Superpositions of Quantum Gaussian Processes Enable Exact Hybrid System Dynamics and Characterisation of Gaussian-Branched Cat States

Quantum systems typically exist in definite states, but researchers continually seek to create and control superpositions, where a system exists in multiple states simultaneously. Lorenzo Braccini, Sougato Bose, and Alessio Serafini, all from the Department of Physics and Astronomy at University College London, now extend the mathematical framework for describing these superpositions to encompass more complex, hybrid systems combining continuous variables, like light fields, with discrete quantum bits. Their work introduces a new set of equations that accurately models the behaviour of these combined systems, even when interactions are complex or measurements introduce noise, without relying on approximations. This advancement enables a detailed understanding of phenomena such as entanglement generated through measurement and the creation of quantum superposition in macroscopic objects, paving the way for more sophisticated quantum technologies and fundamental tests of quantum mechanics.
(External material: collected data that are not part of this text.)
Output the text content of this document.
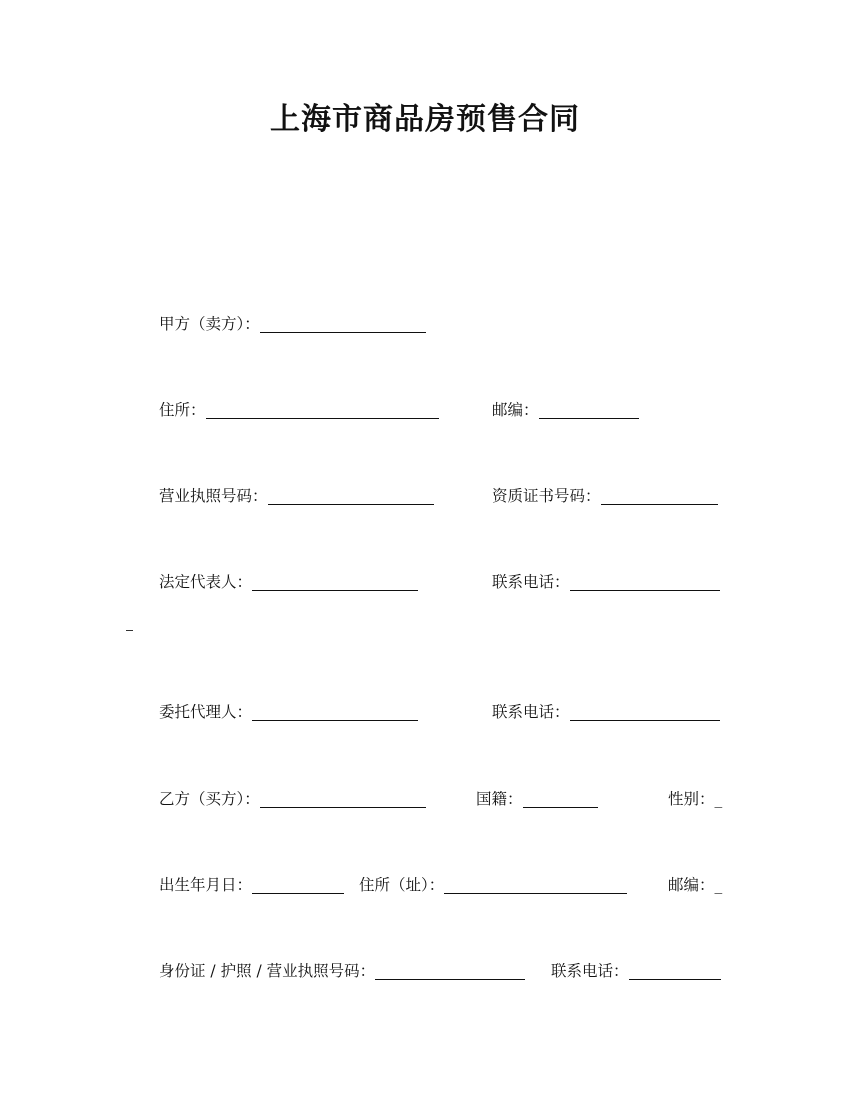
上海市商品房预售合同
甲方（卖方）：
住所：	邮编：
营业执照号码：	资质证书号码：
法定代表人：	联系电话：
委托代理人：	联系电话：
乙方（买方）：	国籍：	性别：_
出生年月日：	住所（址）：	邮编：_
身份证 / 护照 / 营业执照号码：	联系电话：
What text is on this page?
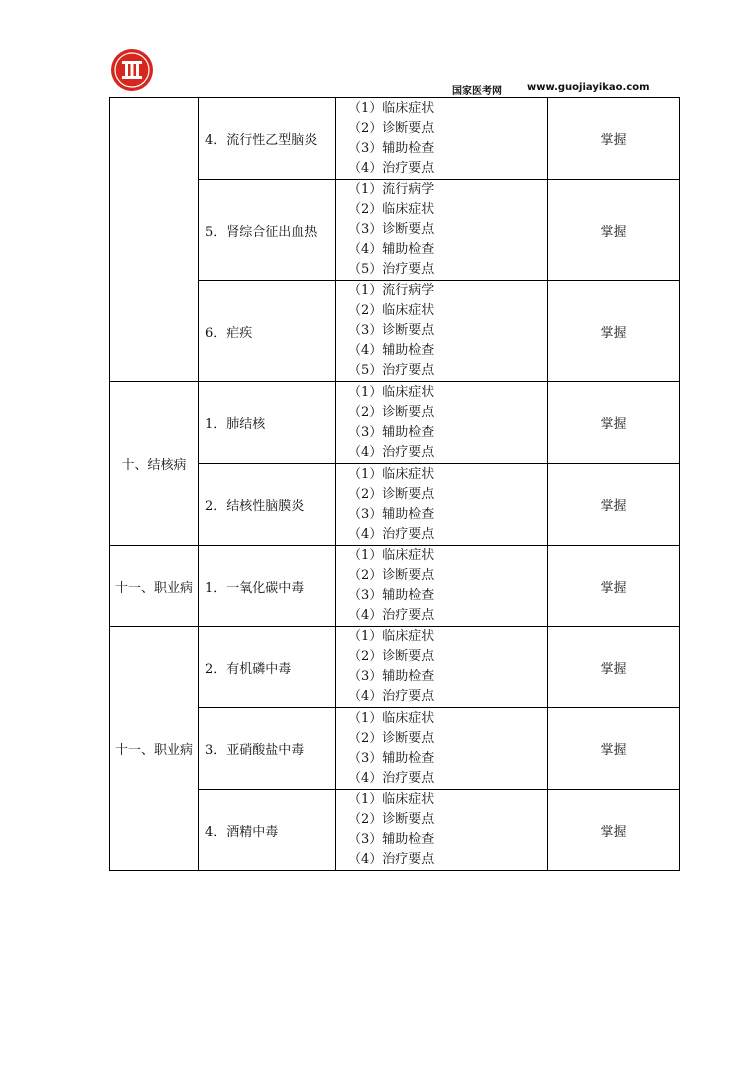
国家医考网	www.guojiayikao.com
	4．流行性乙型脑炎	（1）临床症状
（2）诊断要点
（3）辅助检查
（4）治疗要点	掌握
	5．肾综合征出血热	（1）流行病学
（2）临床症状
（3）诊断要点
（4）辅助检查
（5）治疗要点	掌握
	6．疟疾	（1）流行病学
（2）临床症状
（3）诊断要点
（4）辅助检查
（5）治疗要点	掌握
十、结核病	1．肺结核	（1）临床症状
（2）诊断要点
（3）辅助检查
（4）治疗要点	掌握
	2．结核性脑膜炎	（1）临床症状
（2）诊断要点
（3）辅助检查
（4）治疗要点	掌握
十一、职业病	1．一氧化碳中毒	（1）临床症状
（2）诊断要点
（3）辅助检查
（4）治疗要点	掌握
十一、职业病	2．有机磷中毒	（1）临床症状
（2）诊断要点
（3）辅助检查
（4）治疗要点	掌握
	3．亚硝酸盐中毒	（1）临床症状
（2）诊断要点
（3）辅助检查
（4）治疗要点	掌握
	4．酒精中毒	（1）临床症状
（2）诊断要点
（3）辅助检查
（4）治疗要点	掌握
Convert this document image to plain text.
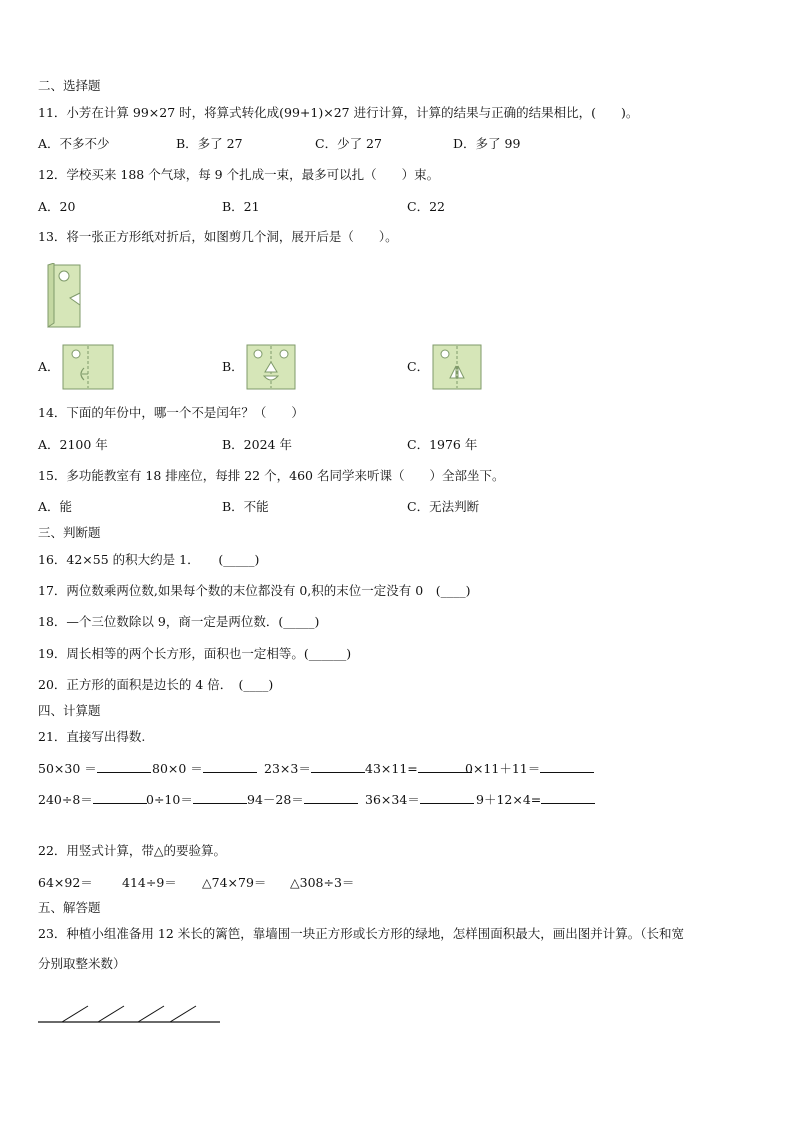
二、选择题
11．小芳在计算 99×27 时，将算式转化成(99+1)×27 进行计算，计算的结果与正确的结果相比，(　　)。
A．不多不少	B．多了 27	C．少了 27	D．多了 99
12．学校买来 188 个气球，每 9 个扎成一束，最多可以扎（　　）束。
A．20	B．21	C．22
13．将一张正方形纸对折后，如图剪几个洞，展开后是（　　）。
A．	B．	C．
14．下面的年份中，哪一个不是闰年？（　　）
A．2100 年	B．2024 年	C．1976 年
15．多功能教室有 18 排座位，每排 22 个，460 名同学来听课（　　）全部坐下。
A．能	B．不能	C．无法判断
三、判断题
16．42×55 的积大约是 1．　　(_____)
17．两位数乘两位数,如果每个数的末位都没有 0,积的末位一定没有 0　(____)
18．—个三位数除以 9，商一定是两位数．(_____)
19．周长相等的两个长方形，面积也一定相等。(______)
20．正方形的面积是边长的 4 倍．　(____)
四、计算题
21．直接写出得数.
50×30 ＝	80×0 ＝	23×3＝	43×11=	0×11＋11＝
240÷8＝	0÷10＝	94－28＝	36×34＝	9＋12×4=
22．用竖式计算，带△的要验算。
64×92＝ 414÷9＝ △74×79＝ △308÷3＝
五、解答题
23．种植小组准备用 12 米长的篱笆，靠墙围一块正方形或长方形的绿地，怎样围面积最大，画出图并计算。（长和宽
分别取整米数）
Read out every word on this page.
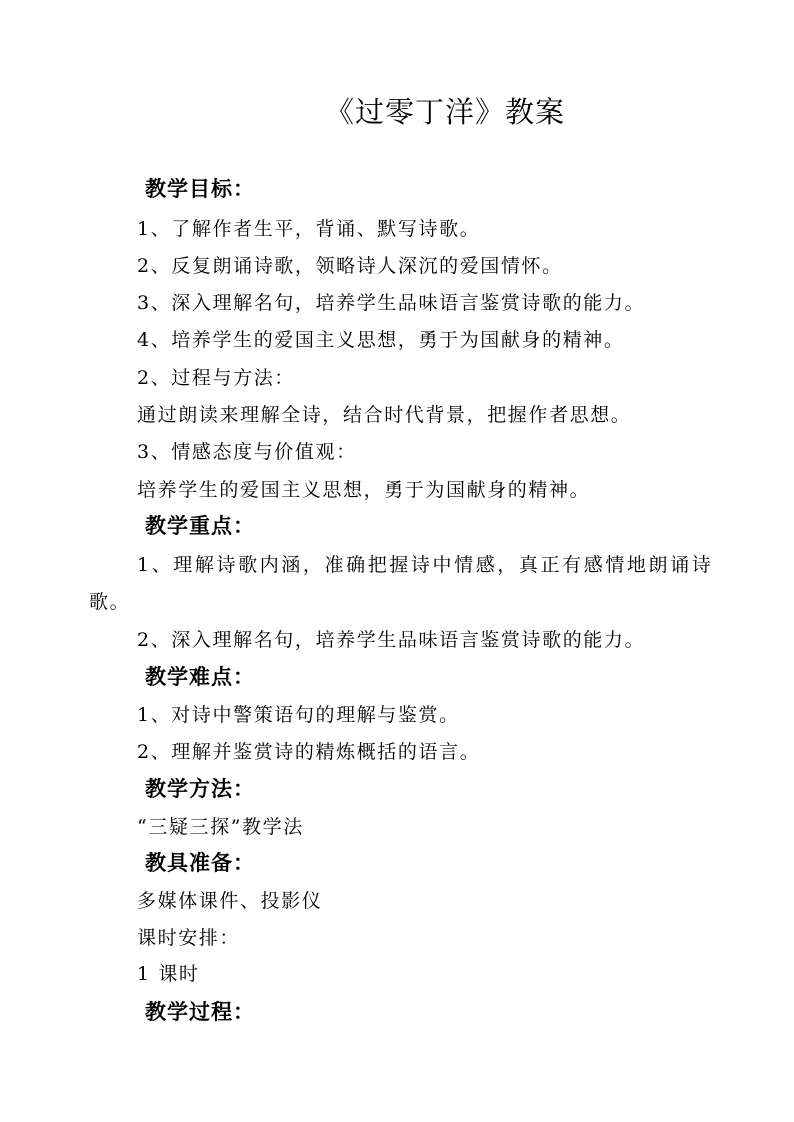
《过零丁洋》教案
教学目标：
1、了解作者生平，背诵、默写诗歌。
2、反复朗诵诗歌，领略诗人深沉的爱国情怀。
3、深入理解名句，培养学生品味语言鉴赏诗歌的能力。
4、培养学生的爱国主义思想，勇于为国献身的精神。
2、过程与方法：
通过朗读来理解全诗，结合时代背景，把握作者思想。
3、情感态度与价值观：
培养学生的爱国主义思想，勇于为国献身的精神。
教学重点：
1、理解诗歌内涵，准确把握诗中情感，真正有感情地朗诵诗
歌。
2、深入理解名句，培养学生品味语言鉴赏诗歌的能力。
教学难点：
1、对诗中警策语句的理解与鉴赏。
2、理解并鉴赏诗的精炼概括的语言。
教学方法：
“三疑三探”教学法
教具准备：
多媒体课件、投影仪
课时安排：
1 课时
教学过程：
The team investigates entangled states arising from specific quantum processes, naming these Gaussian-Branched Cat States. These states are fully characterised by superposed phase-space quantities, specifically sets of generalised complex first moments and covariance matrices, alongside the qubit characteristics. Researchers demonstrate this general formalism using two key examples: the measurement of qubits using a squeezed resonator, and the generation of quantum negativity in a levitated nanoparticle undergoing Stern-Gerlach interferometry.

Quantum State Evolution in Phase Space

This work provides analytical solutions for understanding how quantum states evolve in phase space, a mathematical space representing all possible states of a quantum system. Researchers derive equations describing the time evolution of key quantities, such as covariance matrices and first moments, which characterise the state of the system. These equations allow scientists to predict measurement uncertainties and accurately characterise quantum systems. The research focuses on understanding how quantum states change when subjected to various forces, decoherence, and transformations. By deriving equations that describe the time dependence of these key quantities, scientists gain insights into the behaviour of quantum systems.

The team’s approach considers the correlations between different properties of a quantum state, represented by the covariance matrix, and the average values of these properties, represented by the first moments. The team’s analysis reveals how decoherence, the loss of quantum coherence due to environmental interactions, affects the evolution of quantum states. They demonstrate that the covariance matrices decay exponentially due to decoherence, while also rotating in phase space due to interactions within the system. Furthermore, the equations show how external forces and diffusion influence the first moments, providing a comprehensive understanding of the system’s dynamics. This work provides a detailed mathematical description of how quantum states evolve in phase space under various conditions and is a valuable tool for predicting measurement uncertainties and characterising quantum systems. The focus on two specific systems, two qubits interacting with a squeezed resonator and a Stern-Gerlach interferometer, highlights the versatility and applicability of the team’s approach.

Gaussian-Branched Cat States Fully Characterised

This work extends established methods for describing continuous variable systems to encompass their interactions with qubits and qudits, resulting in a novel framework for analysing hybrid quantum systems. Researchers have developed a mathematical formalism capable of precisely modelling the behaviour of these systems, whether undergoing unitary or open dynamics, or subject to ideal or noisy measurements, without requiring approximations or truncations. This approach fully characterises the resulting states, termed Gaussian-Branched Cat States, through their phase-space properties and qubit characteristics. The team demonstrated the power of this formalism by applying it to two specific scenarios: the measurement of qubits using a squeezed resonator, and the generation of quantum negativity in a levitated nanoparticle undergoing Stern-Gerlach interferometry.

These examples highlight the method’s ability to accurately describe complex quantum phenomena in diverse physical settings. While the current work assumes Markovian noise, the authors acknowledge this is a simplification and future research could explore non-Markovian dynamics for a more complete description of open quantum systems. Further investigations could also extend the framework to analyse larger and more complex hybrid quantum systems, potentially paving the way for advancements in quantum technologies and fundamental quantum research.